Mitarbeiter-Diebstähle kosten Milliarden

Videoüberwachung ist in vielen Betrieben ein Mittel, um Diebstahl zu verhindern. Bild: dpa

Selbst eine mögliche fristlose Kündigung ist für manche Diebe keine Abschreckung: Mitarbeiter mit langen Fingern gibt es wohl in fast jeder Firma. Unternehmen können des Problems nur bedingt Herr werden.

Ein bisschen Schwund ist ja immer, muss sich der Leiharbeiter im Daimler-Werk in Rastatt wohl gedacht haben. Gut zwei Jahre lang soll er regelmäßig Navigationsgeräte abgezweigt haben, die für den Einbau vorgesehen waren. Laut Staatsanwaltschaft schaffte der 29-jährige Mechatroniker mehr als 2500 Navigationsgeräte im Wert von rund 1,5 Millionen Euro aus dem Werk und verkaufte sie im Internet. Am Freitag wird der Fall im Landgericht Baden-Baden verhandelt.

Das Verfahren ist in vielerlei Hinsicht einzigartig. Diebstähle in Millionenhöhe kämen eher selten vor, sagt Frank Marzluf, der beim Wirtschaftsprüfer Deloitte für die Aufklärung solcher Fälle bei Unternehmen zuständig ist.
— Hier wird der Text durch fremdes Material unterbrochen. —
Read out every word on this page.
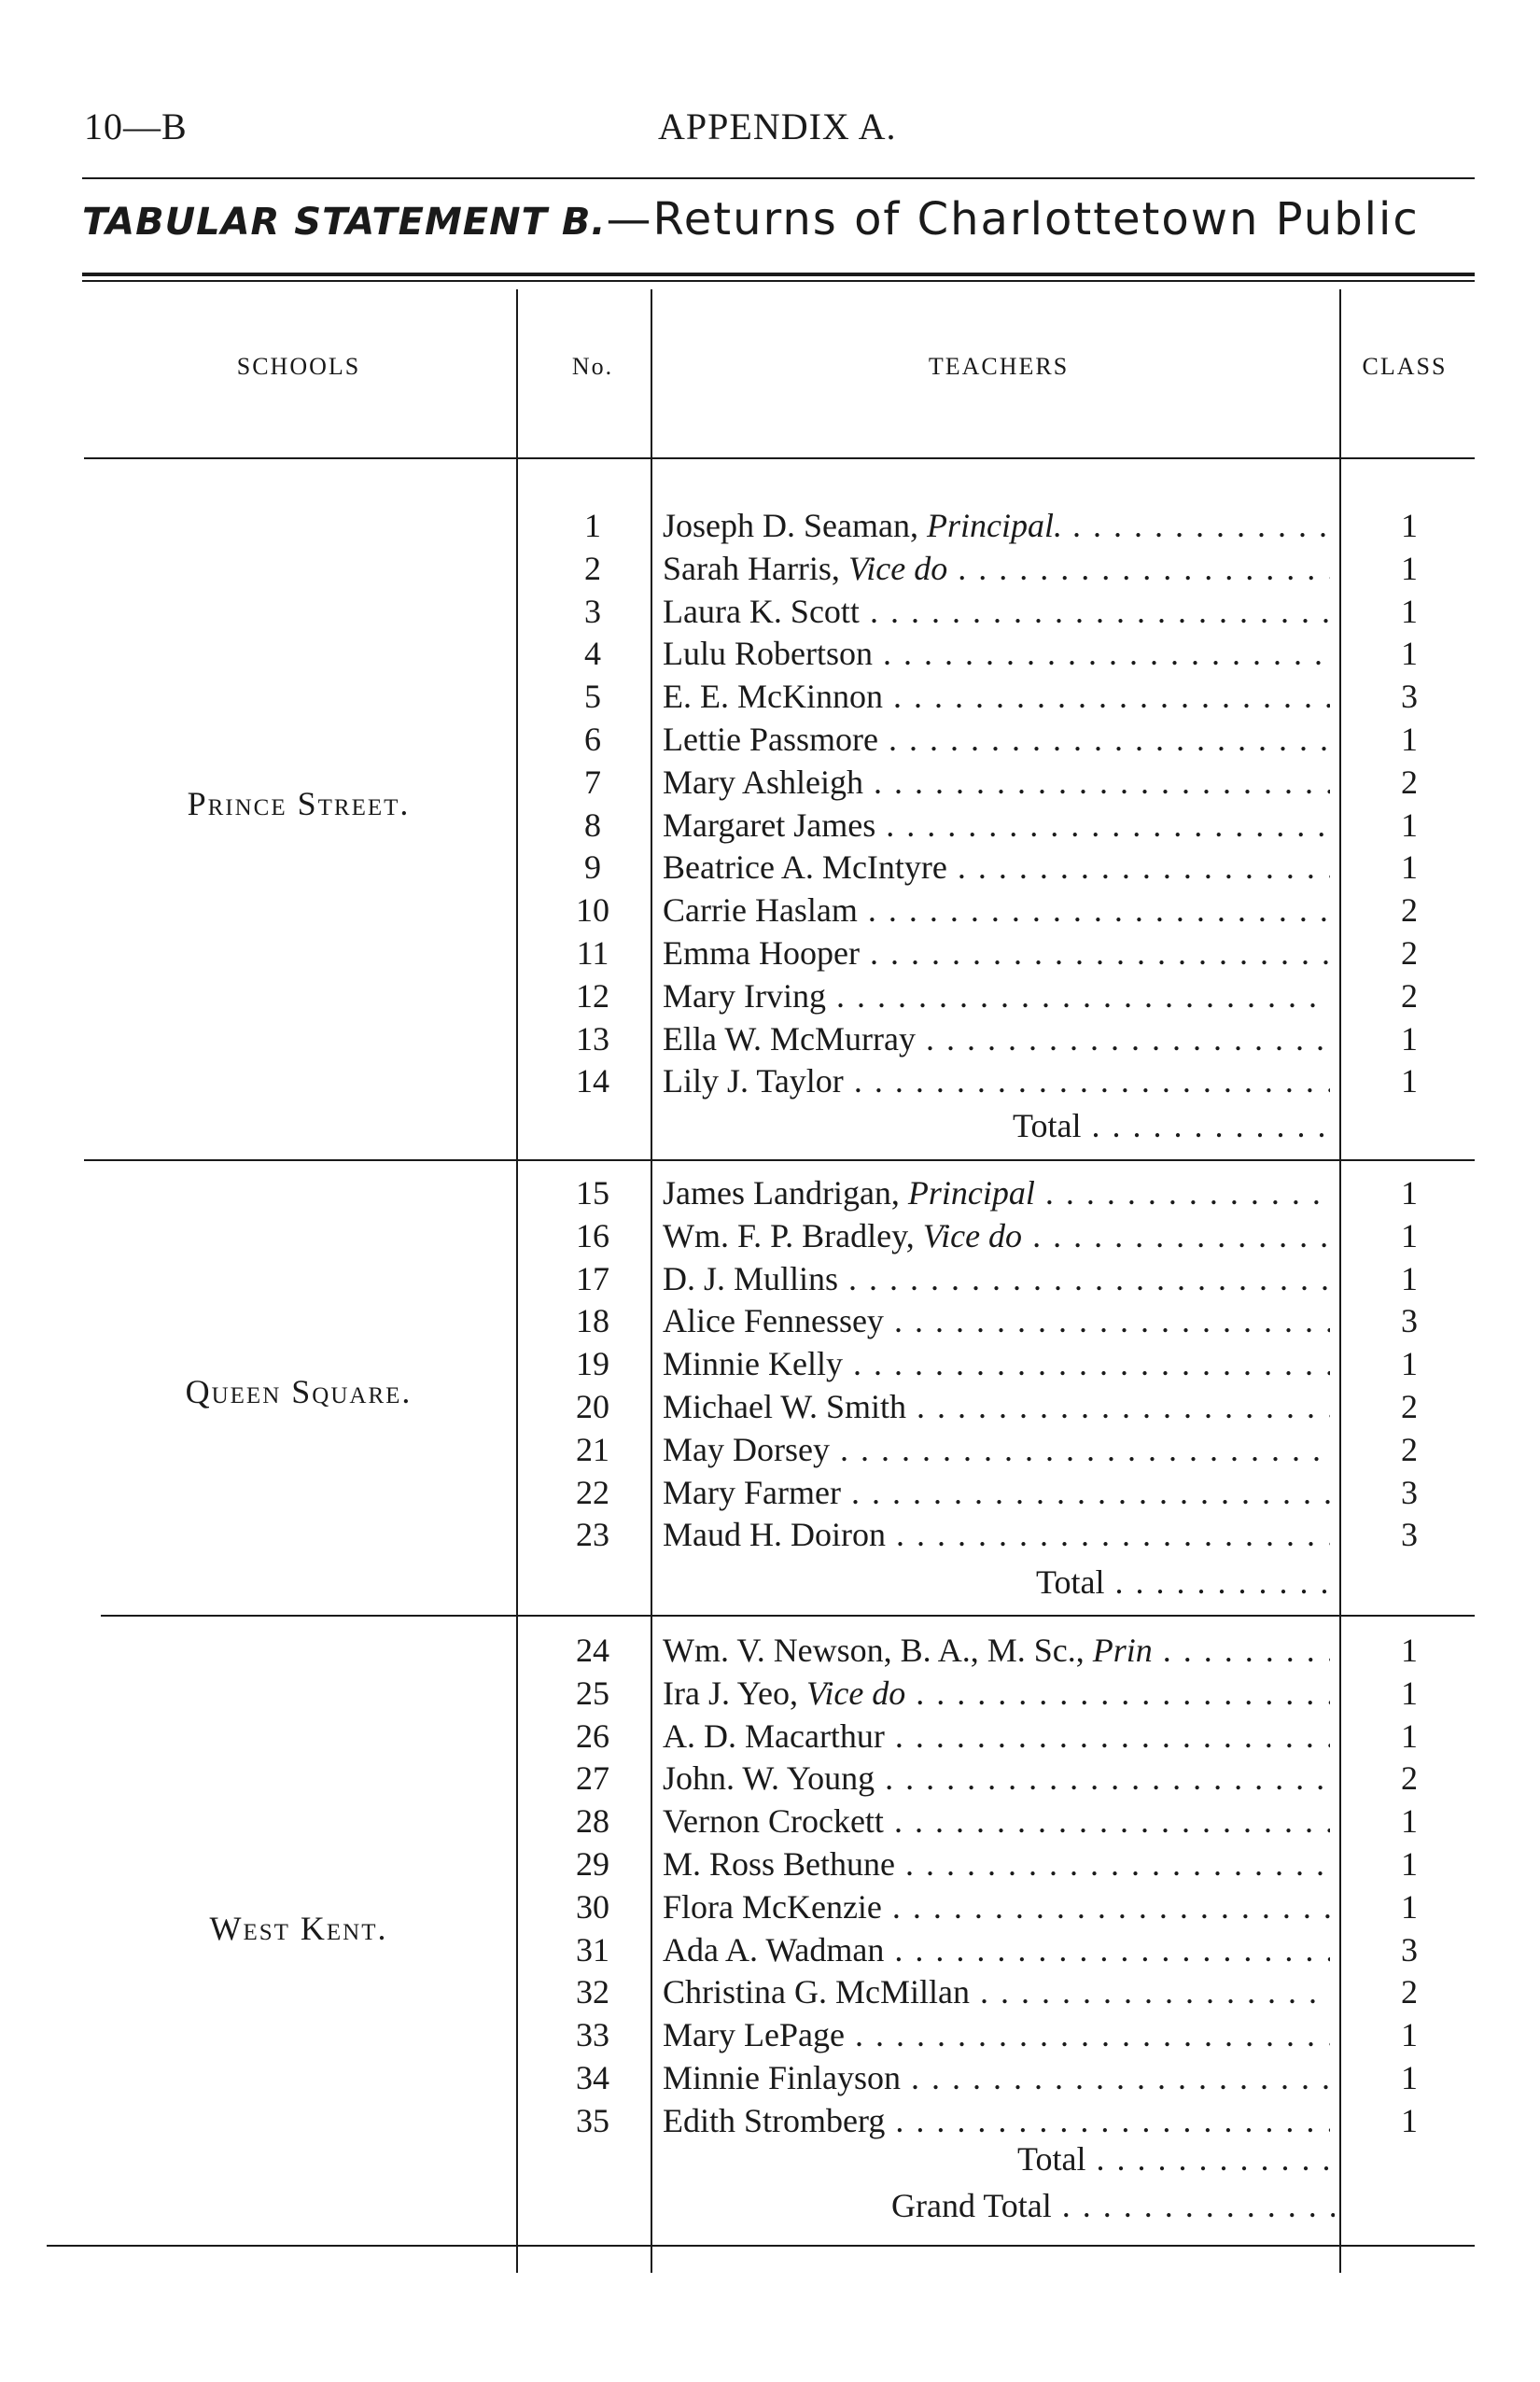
10—B	APPENDIX A.
TABULAR STATEMENT B.—Returns of Charlottetown Public
SCHOOLS	No.	TEACHERS	CLASS
Prince Street.
1	Joseph D. Seaman, Principal. . . .	1
2	Sarah Harris, Vice do . . .	1
3	Laura K. Scott . . .	1
4	Lulu Robertson . . .	1
5	E. E. McKinnon . . .	3
6	Lettie Passmore . . .	1
7	Mary Ashleigh . . .	2
8	Margaret James . . .	1
9	Beatrice A. McIntyre . . .	1
10	Carrie Haslam . . .	2
11	Emma Hooper . . .	2
12	Mary Irving . . .	2
13	Ella W. McMurray . . .	1
14	Lily J. Taylor . . .	1
Total . . .
Queen Square.
15	James Landrigan, Principal . . .	1
16	Wm. F. P. Bradley, Vice do . . .	1
17	D. J. Mullins . . .	1
18	Alice Fennessey . . .	3
19	Minnie Kelly . . .	1
20	Michael W. Smith . . .	2
21	May Dorsey . . .	2
22	Mary Farmer . . .	3
23	Maud H. Doiron . . .	3
Total . . .
West Kent.
24	Wm. V. Newson, B. A., M. Sc., Prin . . .	1
25	Ira J. Yeo, Vice do . . .	1
26	A. D. Macarthur . . .	1
27	John. W. Young . . .	2
28	Vernon Crockett . . .	1
29	M. Ross Bethune . . .	1
30	Flora McKenzie . . .	1
31	Ada A. Wadman . . .	3
32	Christina G. McMillan . . .	2
33	Mary LePage . . .	1
34	Minnie Finlayson . . .	1
35	Edith Stromberg . . .	1
Total . . .
Grand Total . . .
Zudem sei der Mann Leiharbeiter. "Der typische Täter arbeitet seit mehreren Jahren im Unternehmen. Er genießt ein gewisses Vertrauen, hat Netzwerke aufgebaut und kennt die Schwächen in Unternehmensabläufen", erklärt Marzluf.

Hohe Dunkelziffer

Geklaut wird nach Einschätzung des Wirtschaftsprüfers dagegen in fast jeder Firma: "Betrug, Unterschlagung und Untreue in nicht unerheblichem Umfang kommen bei etwa 50 bis 70 Prozent der Unternehmen vor." Die Dunkelziffer insbesondere bei Diebstahl sei enorm hoch, glaubt der Experte. Die Wirtschaftsprüfungsgesellschaft KPMG schätzt, dass deutschen Firmen mit mehr als 50 Mitarbeitern in den vergangenen zwei Jahren rund sieben Milliarden Euro Schaden durch Diebstahls- und Unterschlagungsdelikte entstanden sind.

Besonders leidet der Handel. Die Inventurdifferenz - also der Unterschied zwischen den Waren, die im Lager sein sollten, und denen, die da sind - liegt laut einem Bericht des Instituts EHI bei rund einem Prozent des Umsatzes. Das entspricht in etwa der schmalen Gewinnspanne in der hart umkämpften Branche.

"Alles, was von privat zu privat weiterverkauft werden kann, ist attraktiv", sagt Stefan Heißner, Betrugsexperte bei Ernst & Young. "Vor allem Elektronikartikel, aber auch Bekleidung wird geklaut."

Fristlose Kündigung

In Deutschland kann jeder noch so kleine Diebstahl und jede Unterschlagung zur fristlosen Kündigung führen, sagt Verena Braeckeler-Kogel, Arbeitsrechtlerin bei der Kanzlei Simmons & Simmons. In der Praxis werde aber meist genau abgewogen.